Rimane ancora un gap notevole con la BBC inglese quanto a produzione di documentari.

Se un Gabriele Muccino scrive e propone storie di un’Italia che non c’è, le serie del prete-detective “Don Matteo” continuano a spopolare da ben tredici stagioni.

I Fratelli d’Italia non potevano omettere l’appropriazione del servizio pubblico televisivo e dopo alcuni mesi al governo hanno liberato la RAI per mettere i loro uomini.

L’amministratore delegato RAI Carlo Fuortes ha infatti dato le dimissioni per essere sostituito da un tandem composto da Roberto Sergio e Giampaolo Rossi. 

Il primo, che ha diretto la radio pubblica dal 2015 al 2019, è storicamente piuttosto affiliato alla democrazia cristiana ma si è avvicinato alla destra negli ultimi anni. 

Il secondo è molto vicino a Giorgia Meloni. 

Dirigente della RAI e consigliere della strategia audiovisiva del partito Fratelli d’Italia, negli ultimi anni ha moltiplicato le prese di posizione complottista, pro-Putin e antivax. 

Non nasconde le sue intenzioni: porre fine alla “egemonia culturale della sinistra”.

Se in Italia il governo ha sempre avuto un controllo importante sull’audiovisivo pubblico, è il progetto di riscrivere una nuova narrazione nazionale che preoccupa. 

Bisogna tuttavia riconoscere come dal dagli anni Settanta in poi, avesse prevalso in Italia un’egemonia culturale della Sinistra, essendo la Destra guardata ancora con la diffidenza del post-fascismo e la Democrazia Cristiana cerchiobottista troppo preoccupata a stare al governo.

La strategia è di avere le mani sui programmi di intrattenimento, sulla scelta dei presentatori, ma anche sulla produzione di fiction al fine di trasmettere i valori cari alla destra conservatrice: famiglia, tradizione…

I noti presentatori Fabio Fazio e Luciana Littizzetto stanno infatti lasciando la RAI e il programma “Che tempo che fa” non senza una una caduta di stile.
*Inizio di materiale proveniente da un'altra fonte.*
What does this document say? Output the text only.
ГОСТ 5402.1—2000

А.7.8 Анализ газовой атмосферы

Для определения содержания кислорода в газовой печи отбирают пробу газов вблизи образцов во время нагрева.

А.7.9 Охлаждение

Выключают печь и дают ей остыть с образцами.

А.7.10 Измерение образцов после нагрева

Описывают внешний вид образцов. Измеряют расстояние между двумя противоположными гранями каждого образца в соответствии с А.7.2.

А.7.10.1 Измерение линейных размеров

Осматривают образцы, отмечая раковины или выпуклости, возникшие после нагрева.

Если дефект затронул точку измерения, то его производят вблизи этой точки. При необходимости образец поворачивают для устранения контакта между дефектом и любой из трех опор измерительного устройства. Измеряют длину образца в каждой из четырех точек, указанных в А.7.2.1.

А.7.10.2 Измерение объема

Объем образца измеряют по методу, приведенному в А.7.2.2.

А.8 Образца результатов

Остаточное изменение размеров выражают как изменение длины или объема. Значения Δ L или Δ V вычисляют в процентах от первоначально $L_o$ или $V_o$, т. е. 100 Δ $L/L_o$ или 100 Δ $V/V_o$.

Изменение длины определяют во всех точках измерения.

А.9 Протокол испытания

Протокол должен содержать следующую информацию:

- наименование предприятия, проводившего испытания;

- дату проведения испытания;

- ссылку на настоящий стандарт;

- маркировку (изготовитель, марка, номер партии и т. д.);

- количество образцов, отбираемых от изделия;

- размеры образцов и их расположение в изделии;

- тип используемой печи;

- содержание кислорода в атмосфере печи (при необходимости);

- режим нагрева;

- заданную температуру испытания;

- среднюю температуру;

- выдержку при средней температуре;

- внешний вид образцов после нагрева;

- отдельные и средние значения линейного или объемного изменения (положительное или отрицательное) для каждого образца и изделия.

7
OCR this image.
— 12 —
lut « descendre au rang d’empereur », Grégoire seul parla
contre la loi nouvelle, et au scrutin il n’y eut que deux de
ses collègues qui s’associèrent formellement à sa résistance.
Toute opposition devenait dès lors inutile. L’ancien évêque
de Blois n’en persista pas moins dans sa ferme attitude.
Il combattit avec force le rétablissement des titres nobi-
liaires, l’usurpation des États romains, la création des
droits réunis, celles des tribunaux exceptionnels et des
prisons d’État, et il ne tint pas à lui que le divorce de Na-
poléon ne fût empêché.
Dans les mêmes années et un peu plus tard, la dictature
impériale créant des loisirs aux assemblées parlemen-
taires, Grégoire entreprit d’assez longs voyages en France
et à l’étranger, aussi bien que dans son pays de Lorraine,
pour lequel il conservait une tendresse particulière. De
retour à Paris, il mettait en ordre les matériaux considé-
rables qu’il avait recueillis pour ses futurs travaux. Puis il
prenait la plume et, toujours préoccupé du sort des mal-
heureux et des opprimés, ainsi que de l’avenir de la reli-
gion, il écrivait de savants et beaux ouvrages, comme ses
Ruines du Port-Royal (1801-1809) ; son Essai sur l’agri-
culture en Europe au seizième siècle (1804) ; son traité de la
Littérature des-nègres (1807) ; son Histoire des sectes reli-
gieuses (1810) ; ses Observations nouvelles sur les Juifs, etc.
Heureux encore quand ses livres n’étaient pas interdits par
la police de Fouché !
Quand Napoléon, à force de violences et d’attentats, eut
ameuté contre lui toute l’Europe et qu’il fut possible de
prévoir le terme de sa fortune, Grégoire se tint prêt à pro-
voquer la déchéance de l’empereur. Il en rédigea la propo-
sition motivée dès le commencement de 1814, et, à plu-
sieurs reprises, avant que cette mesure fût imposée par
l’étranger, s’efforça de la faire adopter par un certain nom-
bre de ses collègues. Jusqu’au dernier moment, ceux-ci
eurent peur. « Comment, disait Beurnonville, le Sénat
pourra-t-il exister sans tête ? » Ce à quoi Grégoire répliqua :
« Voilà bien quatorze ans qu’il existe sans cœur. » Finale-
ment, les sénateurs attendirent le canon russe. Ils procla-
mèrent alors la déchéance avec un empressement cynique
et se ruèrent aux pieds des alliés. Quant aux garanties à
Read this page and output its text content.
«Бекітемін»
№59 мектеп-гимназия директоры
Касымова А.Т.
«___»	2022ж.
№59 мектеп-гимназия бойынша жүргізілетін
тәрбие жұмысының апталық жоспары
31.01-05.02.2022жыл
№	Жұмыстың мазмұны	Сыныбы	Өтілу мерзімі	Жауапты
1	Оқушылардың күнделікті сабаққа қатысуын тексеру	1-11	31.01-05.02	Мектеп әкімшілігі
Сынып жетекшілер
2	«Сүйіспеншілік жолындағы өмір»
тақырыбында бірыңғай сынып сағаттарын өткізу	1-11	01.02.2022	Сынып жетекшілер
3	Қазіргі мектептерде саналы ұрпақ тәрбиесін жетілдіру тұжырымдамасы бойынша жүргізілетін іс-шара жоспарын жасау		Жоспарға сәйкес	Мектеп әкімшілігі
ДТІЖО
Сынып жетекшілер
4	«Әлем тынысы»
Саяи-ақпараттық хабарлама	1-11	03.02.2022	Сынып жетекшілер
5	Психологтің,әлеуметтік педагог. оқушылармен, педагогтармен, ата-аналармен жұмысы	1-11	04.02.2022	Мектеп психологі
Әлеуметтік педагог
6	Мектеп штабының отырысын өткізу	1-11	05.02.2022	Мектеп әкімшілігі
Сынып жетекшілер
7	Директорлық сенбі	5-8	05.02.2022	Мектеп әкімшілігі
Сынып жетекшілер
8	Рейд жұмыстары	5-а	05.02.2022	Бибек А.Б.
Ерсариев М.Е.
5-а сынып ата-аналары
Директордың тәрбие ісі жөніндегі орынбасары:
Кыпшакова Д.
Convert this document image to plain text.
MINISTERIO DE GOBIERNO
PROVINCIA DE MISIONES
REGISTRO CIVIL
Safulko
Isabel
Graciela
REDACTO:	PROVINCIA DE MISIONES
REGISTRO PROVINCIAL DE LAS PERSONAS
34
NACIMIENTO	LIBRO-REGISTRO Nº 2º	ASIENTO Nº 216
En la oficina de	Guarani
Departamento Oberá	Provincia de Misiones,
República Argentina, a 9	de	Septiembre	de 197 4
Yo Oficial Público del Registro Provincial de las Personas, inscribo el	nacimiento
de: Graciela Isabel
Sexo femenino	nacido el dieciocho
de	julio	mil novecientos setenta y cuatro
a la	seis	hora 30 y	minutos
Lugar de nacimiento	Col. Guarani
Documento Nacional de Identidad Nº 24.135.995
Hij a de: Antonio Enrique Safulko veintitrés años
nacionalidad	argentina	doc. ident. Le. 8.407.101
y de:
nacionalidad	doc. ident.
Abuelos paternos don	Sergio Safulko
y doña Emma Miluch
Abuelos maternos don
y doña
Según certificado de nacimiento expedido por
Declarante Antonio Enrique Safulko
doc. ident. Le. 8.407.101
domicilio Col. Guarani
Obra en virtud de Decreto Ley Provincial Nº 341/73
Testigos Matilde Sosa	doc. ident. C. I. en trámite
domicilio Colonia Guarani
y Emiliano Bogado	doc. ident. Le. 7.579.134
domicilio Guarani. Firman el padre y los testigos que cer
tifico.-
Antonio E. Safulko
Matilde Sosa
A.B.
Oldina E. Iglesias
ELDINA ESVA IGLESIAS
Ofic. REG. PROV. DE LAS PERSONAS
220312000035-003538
Se una controtendenza culturale può anche far bene all’Italia, ogni forma di revisionismo storico deve prescindere da ideologia ed essere aderente al principio dell’onestà intellettuale.

La manovra non si ferma all’audiovisivo pubblico ma riguarda tutte le istituzioni culturali. 

A Roma, il giornalista di destra, vicino a Giorgia Meloni, Alessandro Giuli è stato nominato a capo del Museo Nazionale delle Arti del XXI secolo (Fondazione MAXXI) quest’inverno. 

A Napoli, Beatrice Venezi, meloniana della prima ora, potrebbe presto prendere il vertice del teatro San Carlo.
L’arte benché possa essere strumentalizzata dalla politica ha una capacità di autonomia per la sua capacità innata di autotrascendenza.

Quanto alle nomine del servizio televisivo pubblico, l’ingaggio triennale e l’instabilità dei governi italiani creano quell’alternanza da carosello sulla linea editoriale.

Qualunque trasformazione culturale richiede dei processi, dei tempi di gestazione, in una dinamica maieutica e non solo imposta dall’alto.

Se la proposta della Destra sarà in grado di rassodare i terreni incolti della cultura italiana non potrà che far bene al Paese.

Se viceversa si tratta solo di un cambio di potere con le stesse dinamiche viziose e clientelari avremo perso l’ennesima possibilità di quello sviluppo che si costruisce soprattutto con la cultura e la sua alleanza con i media e l’arte.